By Steven Krolak
(NEW ALBANY, Ind.)—Dr. Sumreen Asim, assistant professor of education in the areas of elementary science and technology, has received top honors for her presentation at the Clute International Conference on Education (Science Track) held earlier this month in Maui, Hawaii.
Asim’s contribution, “The Expanding Elementary Teacher Candidates’ Beliefs Enrolled in a Technology-Infused Undergraduate Science Methods Course,” received the award for Best Presentation in the elementary education category.
Like everyone else, prospective science teachers bring their own beliefs to the classroom. Some of those beliefs may surprise you.
“On average, 80 percent of the teacher candidates enrolled in E328–Scientific Methods–believe they are not ready to teach science,” Asim said. “According to the getting-to-know-you questionnaire I distribute in the first week of class, they are anxious, nervous, not confident, intimidated, and unsure.”
In order to help these and other prospective teachers become more effective at imparting scientific methods, Asim designed a scientific methods course infused with technology including virtual museums, educational apps for assessment and educational games to supplement science content learning.
“Our teacher candidates are used to using social media such as Facebook, Snapchat, Instagram and Pinterest,” Asim said. “The students in E328 work on their digital pedagogy using apps such as Flipgrid, Twitter, Plickers, Padlet, and Peardeck.”
Throughout the course, students were required to give feedback in the form of drawings, reflections and observations.
Asim’s presentation was based on data gleaned from the course: The results demonstrated that the use of educational technology had a positive impact on the students’ beliefs.

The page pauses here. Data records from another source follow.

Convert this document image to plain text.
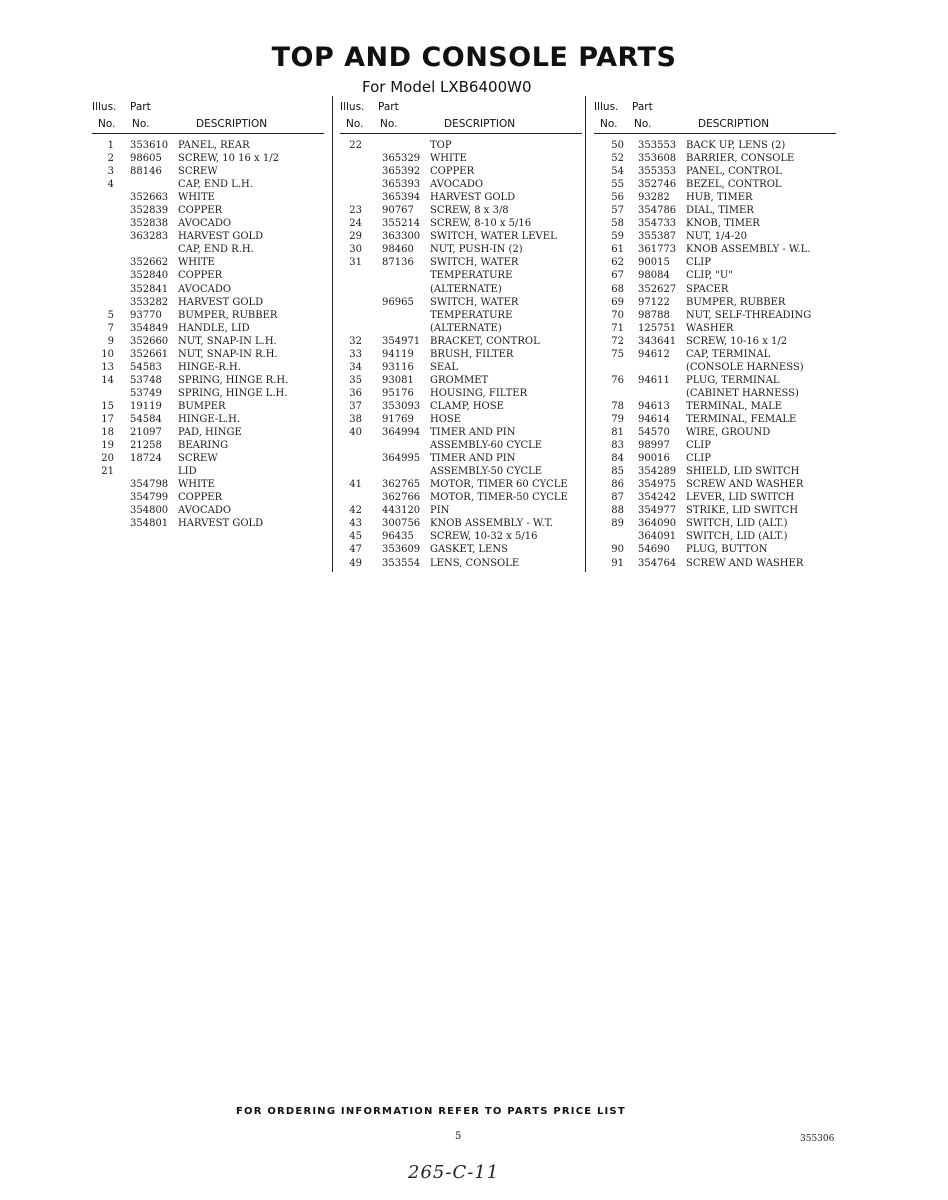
TOP AND CONSOLE PARTS
For Model LXB6400W0
Illus. Part
No. No.	DESCRIPTION
1 353610 PANEL, REAR
2 98605 SCREW, 10 16 x 1/2
3 88146 SCREW
4	CAP, END L.H.
352663 WHITE
352839 COPPER
352838 AVOCADO
363283 HARVEST GOLD
CAP, END R.H.
352662 WHITE
352840 COPPER
352841 AVOCADO
353282 HARVEST GOLD
5 93770 BUMPER, RUBBER
7 354849 HANDLE, LID
9 352660 NUT, SNAP-IN L.H.
10 352661 NUT, SNAP-IN R.H.
13 54583 HINGE-R.H.
14 53748 SPRING, HINGE R.H.
53749 SPRING, HINGE L.H.
15 19119 BUMPER
17 54584 HINGE-L.H.
18 21097 PAD, HINGE
19 21258 BEARING
20 18724 SCREW
21	LID
354798 WHITE
354799 COPPER
354800 AVOCADO
354801 HARVEST GOLD
Illus. Part
No. No.	DESCRIPTION
22	TOP
365329 WHITE
365392 COPPER
365393 AVOCADO
365394 HARVEST GOLD
23 90767 SCREW, 8 x 3/8
24 355214 SCREW, 8-10 x 5/16
29 363300 SWITCH, WATER LEVEL
30 98460 NUT, PUSH-IN (2)
31 87136 SWITCH, WATER
TEMPERATURE
(ALTERNATE)
96965 SWITCH, WATER
TEMPERATURE
(ALTERNATE)
32 354971 BRACKET, CONTROL
33 94119 BRUSH, FILTER
34 93116 SEAL
35 93081 GROMMET
36 95176 HOUSING, FILTER
37 353093 CLAMP, HOSE
38 91769 HOSE
40 364994 TIMER AND PIN
ASSEMBLY-60 CYCLE
364995 TIMER AND PIN
ASSEMBLY-50 CYCLE
41 362765 MOTOR, TIMER 60 CYCLE
362766 MOTOR, TIMER-50 CYCLE
42 443120 PIN
43 300756 KNOB ASSEMBLY - W.T.
45 96435 SCREW, 10-32 x 5/16
47 353609 GASKET, LENS
49 353554 LENS, CONSOLE
Illus. Part
No. No.	DESCRIPTION
50 353553 BACK UP, LENS (2)
52 353608 BARRIER, CONSOLE
54 355353 PANEL, CONTROL
55 352746 BEZEL, CONTROL
56 93282 HUB, TIMER
57 354786 DIAL, TIMER
58 354733 KNOB, TIMER
59 355387 NUT, 1/4-20
61 361773 KNOB ASSEMBLY - W.L.
62 90015 CLIP
67 98084 CLIP, "U"
68 352627 SPACER
69 97122 BUMPER, RUBBER
70 98788 NUT, SELF-THREADING
71 125751 WASHER
72 343641 SCREW, 10-16 x 1/2
75 94612 CAP, TERMINAL
(CONSOLE HARNESS)
76 94611 PLUG, TERMINAL
(CABINET HARNESS)
78 94613 TERMINAL, MALE
79 94614 TERMINAL, FEMALE
81 54570 WIRE, GROUND
83 98997 CLIP
84 90016 CLIP
85 354289 SHIELD, LID SWITCH
86 354975 SCREW AND WASHER
87 354242 LEVER, LID SWITCH
88 354977 STRIKE, LID SWITCH
89 364090 SWITCH, LID (ALT.)
364091 SWITCH, LID (ALT.)
90 54690 PLUG, BUTTON
91 354764 SCREW AND WASHER
FOR ORDERING INFORMATION REFER TO PARTS PRICE LIST
5	355306
265-C-11
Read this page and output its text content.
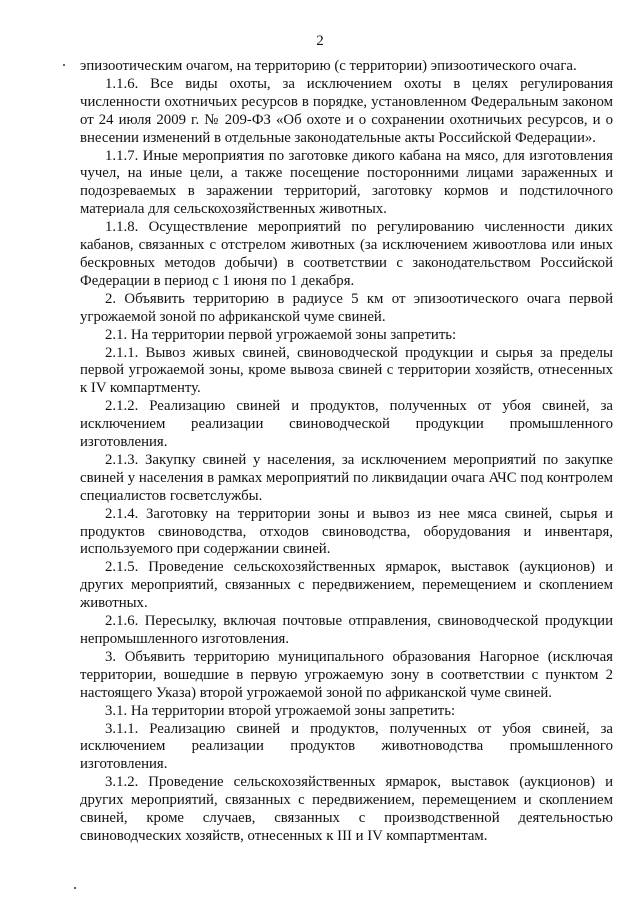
2

эпизоотическим очагом, на территорию (с территории) эпизоотического очага.

1.1.6. Все виды охоты, за исключением охоты в целях регулирования численности охотничьих ресурсов в порядке, установленном Федеральным законом от 24 июля 2009 г. № 209-ФЗ «Об охоте и о сохранении охотничьих ресурсов, и о внесении изменений в отдельные законодательные акты Российской Федерации».

1.1.7. Иные мероприятия по заготовке дикого кабана на мясо, для изготовления чучел, на иные цели, а также посещение посторонними лицами зараженных и подозреваемых в заражении территорий, заготовку кормов и подстилочного материала для сельскохозяйственных животных.

1.1.8. Осуществление мероприятий по регулированию численности диких кабанов, связанных с отстрелом животных (за исключением живоотлова или иных бескровных методов добычи) в соответствии с законодательством Российской Федерации в период с 1 июня по 1 декабря.

2. Объявить территорию в радиусе 5 км от эпизоотического очага первой угрожаемой зоной по африканской чуме свиней.

2.1. На территории первой угрожаемой зоны запретить:

2.1.1. Вывоз живых свиней, свиноводческой продукции и сырья за пределы первой угрожаемой зоны, кроме вывоза свиней с территории хозяйств, отнесенных к IV компартменту.

2.1.2. Реализацию свиней и продуктов, полученных от убоя свиней, за исключением реализации свиноводческой продукции промышленного изготовления.

2.1.3. Закупку свиней у населения, за исключением мероприятий по закупке свиней у населения в рамках мероприятий по ликвидации очага АЧС под контролем специалистов госветслужбы.

2.1.4. Заготовку на территории зоны и вывоз из нее мяса свиней, сырья и продуктов свиноводства, отходов свиноводства, оборудования и инвентаря, используемого при содержании свиней.

2.1.5. Проведение сельскохозяйственных ярмарок, выставок (аукционов) и других мероприятий, связанных с передвижением, перемещением и скоплением животных.

2.1.6. Пересылку, включая почтовые отправления, свиноводческой продукции непромышленного изготовления.

3. Объявить территорию муниципального образования Нагорное (исключая территории, вошедшие в первую угрожаемую зону в соответствии с пунктом 2 настоящего Указа) второй угрожаемой зоной по африканской чуме свиней.

3.1. На территории второй угрожаемой зоны запретить:

3.1.1. Реализацию свиней и продуктов, полученных от убоя свиней, за исключением реализации продуктов животноводства промышленного изготовления.

3.1.2. Проведение сельскохозяйственных ярмарок, выставок (аукционов) и других мероприятий, связанных с передвижением, перемещением и скоплением свиней, кроме случаев, связанных с производственной деятельностью свиноводческих хозяйств, отнесенных к III и IV компартментам.
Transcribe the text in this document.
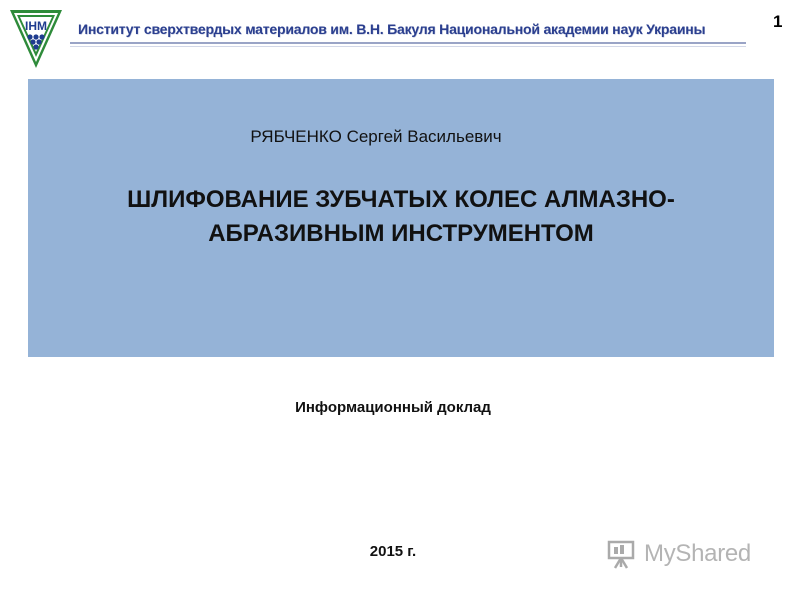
ІНМ Институт сверхтвердых материалов им. В.Н. Бакуля Национальной академии наук Украины	1
РЯБЧЕНКО Сергей Васильевич
ШЛИФОВАНИЕ ЗУБЧАТЫХ КОЛЕС АЛМАЗНО-
АБРАЗИВНЫМ ИНСТРУМЕНТОМ
Информационный доклад
2015 г.	MyShared
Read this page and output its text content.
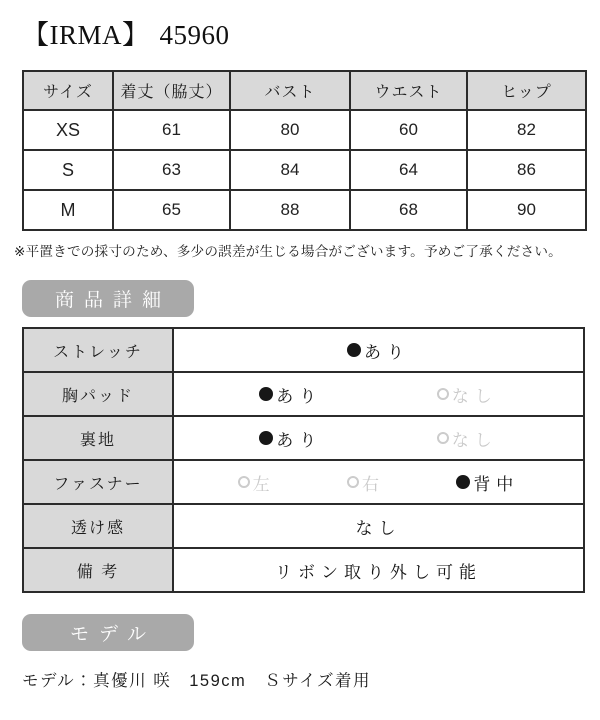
【IRMA】 45960
サイズ	着丈（脇丈）	バスト	ウエスト	ヒップ
XS	61	80	60	82
S	63	84	64	86
M	65	88	68	90

※平置きでの採寸のため、多少の誤差が生じる場合がございます。予めご了承ください。

商品詳細
ストレッチ	あり

胸パッド	あり なし

裏地	あり なし

ファスナー	左 右 背中

透け感	なし

備 考	リボン取り外し可能
モデル

モデル：真優川 咲　159cm　Ｓサイズ着用
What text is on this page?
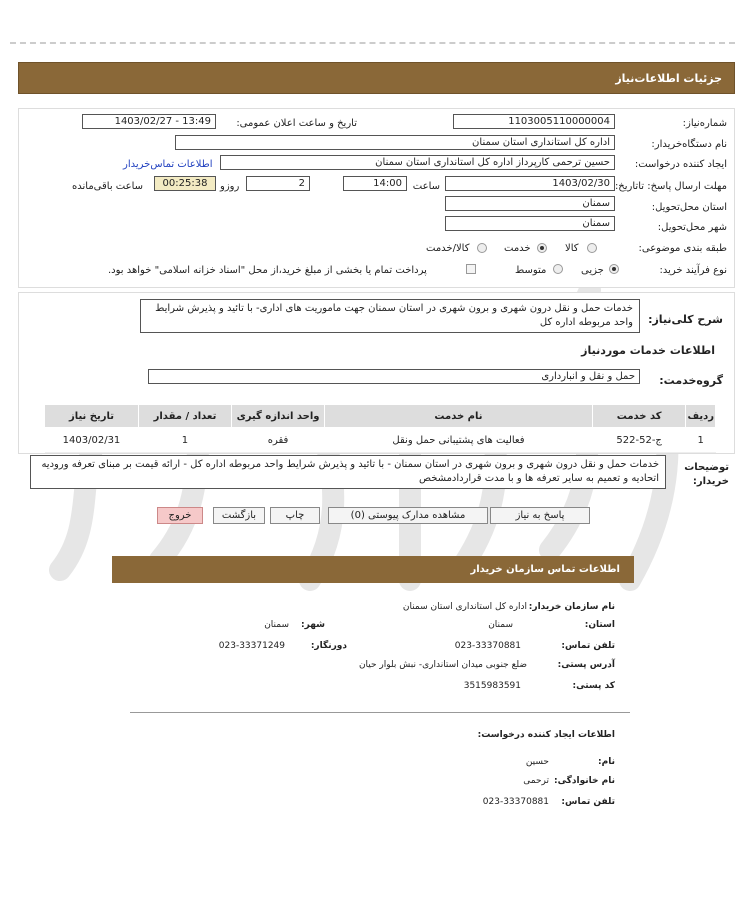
جزئیات اطلاعات‌نیاز
شماره‌نیاز:
1103005110000004
تاریخ و ساعت اعلان عمومی:
1403/02/27 - 13:49
نام دستگاه‌خریدار:
اداره کل استانداری استان سمنان
ایجاد کننده درخواست:
حسین ترحمی کارپرداز اداره کل استانداری استان سمنان
اطلاعات تماس‌خریدار
مهلت ارسال پاسخ: تاتاریخ:
1403/02/30
ساعت
14:00
2
روزو
00:25:38
ساعت باقی‌مانده
استان محل‌تحویل:
سمنان
شهر محل‌تحویل:
سمنان
طبقه بندی موضوعی:
کالا
خدمت
کالا/خدمت
نوع فرآیند خرید:
جزیی
متوسط
پرداخت تمام یا بخشی از مبلغ خرید،از محل "اسناد خزانه اسلامی" خواهد بود.
شرح کلی‌نیاز:
خدمات حمل و نقل درون شهری و برون شهری در استان سمنان جهت ماموریت های اداری- با تائید و پذیرش شرایط واحد مربوطه اداره کل
اطلاعات خدمات موردنیاز
گروه‌خدمت:
حمل و نقل و انبارداری
ردیف	کد خدمت	نام خدمت	واحد اندازه گیری	تعداد / مقدار	تاریخ نیاز
1	ج-52-522	فعالیت های پشتیبانی حمل ونقل	فقره	1	1403/02/31
توضیحات خریدار:
خدمات حمل و نقل درون شهری و برون شهری در استان سمنان - با تائید و پذیرش شرایط واحد مربوطه اداره کل - ارائه قیمت بر مبنای تعرفه ورودیه اتحادیه و تعمیم به سایر تعرفه ها و با مدت قراردادمشخص
پاسخ به نیاز
مشاهده مدارک پیوستی (0)
چاپ
بازگشت
خروج
اطلاعات تماس سازمان خریدار
نام سازمان خریدار:
اداره کل استانداری استان سمنان
استان:
سمنان
شهر:
سمنان
تلفن تماس:
023-33370881
دورنگار:
023-33371249
آدرس پستی:
ضلع جنوبی میدان استانداری- نبش بلوار حیان
کد پستی:
3515983591
اطلاعات ایجاد کننده درخواست:
نام:
حسین
نام خانوادگی:
ترحمی
تلفن تماس:
023-33370881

“[Initially] participants’ beliefs about science instruction were centered on the notions of fun, hands-on, outdoor science instruction,” Asim said. “At the end of the course, participants’ beliefs showed a change to that of learning outdoors as engaging students in scientific knowledge, practice and processes.”
If teacher candidates can embrace a research mindset, they will be better able to assist elementary-level students in STEM fields. And by cultivating a familiarity with readily available or even freeware tech tools for teaching, they are in a better position to overcome the funding deficits that can hamper STEM education in disadvantaged communities.
This is particularly important as a number of studies have identified “leaks” in the STEM pipeline that prevent poor and diverse students from sharing in the opportunities for advancement that science-based fields promise in the emerging economy.
“Redesigning elementary education programs to meet the demand for 21st century skills such as communication, collaboration, creativity and critical thinking is vital,” Asim said. “Elementary educators are on the front line, since interest in STEM is already developed by middle school—or not.”
Asim sees the award as a validation of her work in providing an interdisciplinary solution to the multifaceted STEM challenge faced by elementary school teachers.
“Our students enrolled in elementary education are the ones that can turn this around,” Asim said. “The impact that they have on future generations is transformative.”
The Clute Institute was founded in 1985 for the purpose of disseminating the latest academic research on various business and economics-related topics. The scope of our mission has expanded to include many areas of academic knowledge, including science education.
In addition to holding prestigious conferences around the world, the Clute Institute also publishes 19 academic journals, including the Journal of International Education Research and the Journal of Health Sciences.